Помню, на столе лежала невзрачная серенькая бумажка с ярко-синей печатью, которую моя младшая сестра время от времени наглаживала ладошкой. Это была повестка нашего отца.
В ней значилось время — шесть часов утра следующего дня, и адрес горвоенкомата, в который он должен был явиться для прохождения сборов, а ещё перечень вещей и документов, которые нужно было иметь при себе: военный билет, паспорт, членам и кандидатам ВКПб и ВЛКСМ — свои партийные и комсомольские документы. На войну уходили с двумя парами нательного белья, полотенцем и минимальным набором предметов туалета. Явиться на сборы нужно было остриженным наголо в годной к носке одежде и обуви. Под утро приехали две большие машины, уже наполовину забитые призывниками из окрестных деревень. В первый день из нашей деревни уходило двадцать четыре человека, шестнадцать из которых так и не вернулись. Женщины с испуганными глазами, невыспавшиеся дети и старики следовали за мужчинами по улице Центральная до самой околицы, где их ждали зелёные грузовики.

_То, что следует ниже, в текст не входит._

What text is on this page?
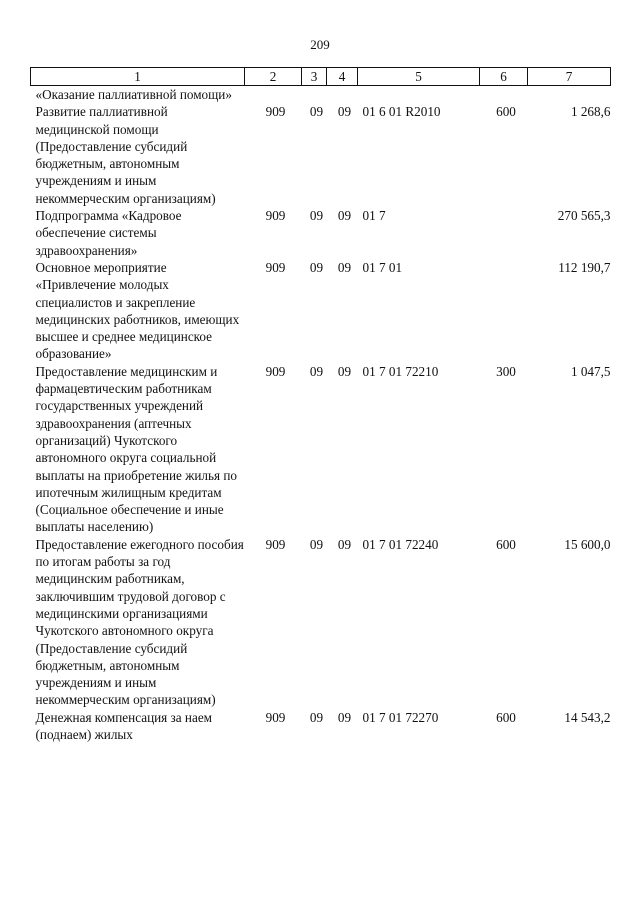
209
1	2	3	4	5	6	7
«Оказание паллиативной помощи»						
Развитие паллиативной медицинской помощи (Предоставление субсидий бюджетным, автономным учреждениям и иным некоммерческим организациям)	909	09	09	01 6 01 R2010	600	1 268,6
Подпрограмма «Кадровое обеспечение системы здравоохранения»	909	09	09	01 7		270 565,3
Основное мероприятие «Привлечение молодых специалистов и закрепление медицинских работников, имеющих высшее и среднее медицинское образование»	909	09	09	01 7 01		112 190,7
Предоставление медицинским и фармацевтическим работникам государственных учреждений здравоохранения (аптечных организаций) Чукотского автономного округа социальной выплаты на приобретение жилья по ипотечным жилищным кредитам (Социальное обеспечение и иные выплаты населению)	909	09	09	01 7 01 72210	300	1 047,5
Предоставление ежегодного пособия по итогам работы за год медицинским работникам, заключившим трудовой договор с медицинскими организациями Чукотского автономного округа (Предоставление субсидий бюджетным, автономным учреждениям и иным некоммерческим организациям)	909	09	09	01 7 01 72240	600	15 600,0
Денежная компенсация за наем (поднаем) жилых	909	09	09	01 7 01 72270	600	14 543,2
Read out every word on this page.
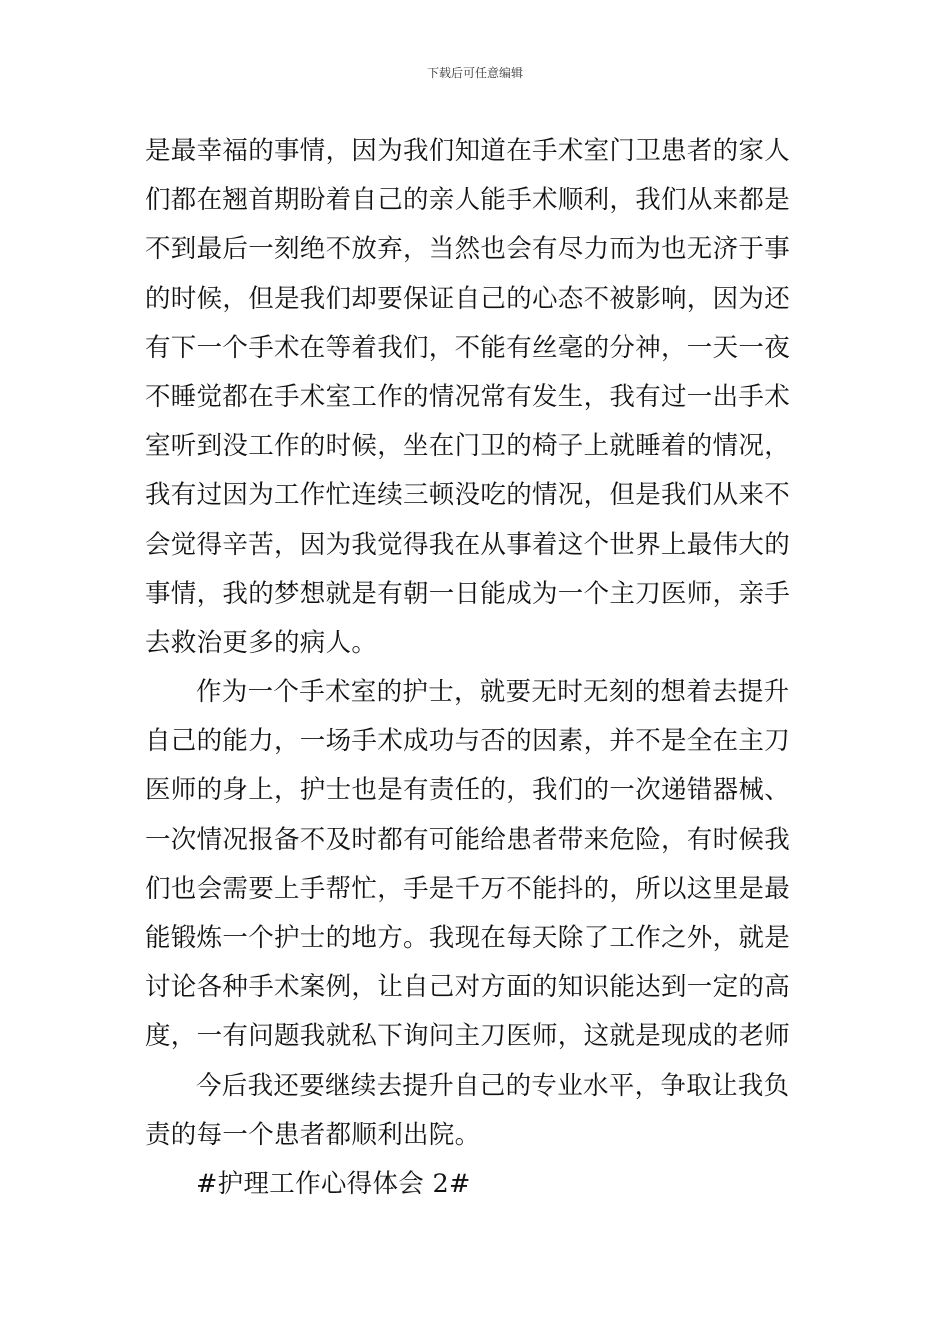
下载后可任意编辑
是最幸福的事情，因为我们知道在手术室门卫患者的家人
们都在翘首期盼着自己的亲人能手术顺利，我们从来都是
不到最后一刻绝不放弃，当然也会有尽力而为也无济于事
的时候，但是我们却要保证自己的心态不被影响，因为还
有下一个手术在等着我们，不能有丝毫的分神，一天一夜
不睡觉都在手术室工作的情况常有发生，我有过一出手术
室听到没工作的时候，坐在门卫的椅子上就睡着的情况，
我有过因为工作忙连续三顿没吃的情况，但是我们从来不
会觉得辛苦，因为我觉得我在从事着这个世界上最伟大的
事情，我的梦想就是有朝一日能成为一个主刀医师，亲手
去救治更多的病人。
作为一个手术室的护士，就要无时无刻的想着去提升
自己的能力，一场手术成功与否的因素，并不是全在主刀
医师的身上，护士也是有责任的，我们的一次递错器械、
一次情况报备不及时都有可能给患者带来危险，有时候我
们也会需要上手帮忙，手是千万不能抖的，所以这里是最
能锻炼一个护士的地方。我现在每天除了工作之外，就是
讨论各种手术案例，让自己对方面的知识能达到一定的高
度，一有问题我就私下询问主刀医师，这就是现成的老师
今后我还要继续去提升自己的专业水平，争取让我负
责的每一个患者都顺利出院。
#护理工作心得体会 2#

Моя мать шла за отцом, держала его за руку и тихо подвывала, то хватаясь за живот, то подволакивая за собой самого младшего. Нас было уже шестеро, и она ждала седьмого. Что будет дальше, никто не знал. Рядом с ней семенила Капитолина. Она висела на рукаве быстрого высокого молодого человека со свежевыбритой сизой лысиной и беспокойно озиралась по сторонам. И глаза её растерянно спрашивали: «Куда?» Капитолина провожала Стёпу Верховского. Они хотели пожениться, ждали июля, когда Капе исполнится восемнадцать. До её дня рождения оставалось ровно две недели, но это уже было не важно.
Трофим Иванович Шестаков повестку не получил. Ему было сорок два. Он был старше призывного возраста, на нём оставались трое несовершеннолетних, и к тому же все учителя имели льготу. Будучи очевидцем двух мировых войн, он оказался слишком юным для первой и успел стать слишком старым для второй. По-моему, есть в этом какая-то ирония. И всё же положение пожизненного белобилетника его не устраивало. После дня рождения Капитолины он хотел уйти добровольцем. Но судьбе было угодно внести небольшие коррективы в его планы. Дочери Шестакова, словно сговорившись, одна за другой начали болеть: у Капитолины внезапно открылась астма, Зою осень промотала в тифу, а маленькая Алёна, глядя на царившее кругом безобразие, просто чахла. Всё лето она проработала в поле, помогая колхозу, а к зиме записалась в артель МОПР. Ей исполнилось тогда одиннадцать, и это был её час становиться взрослой.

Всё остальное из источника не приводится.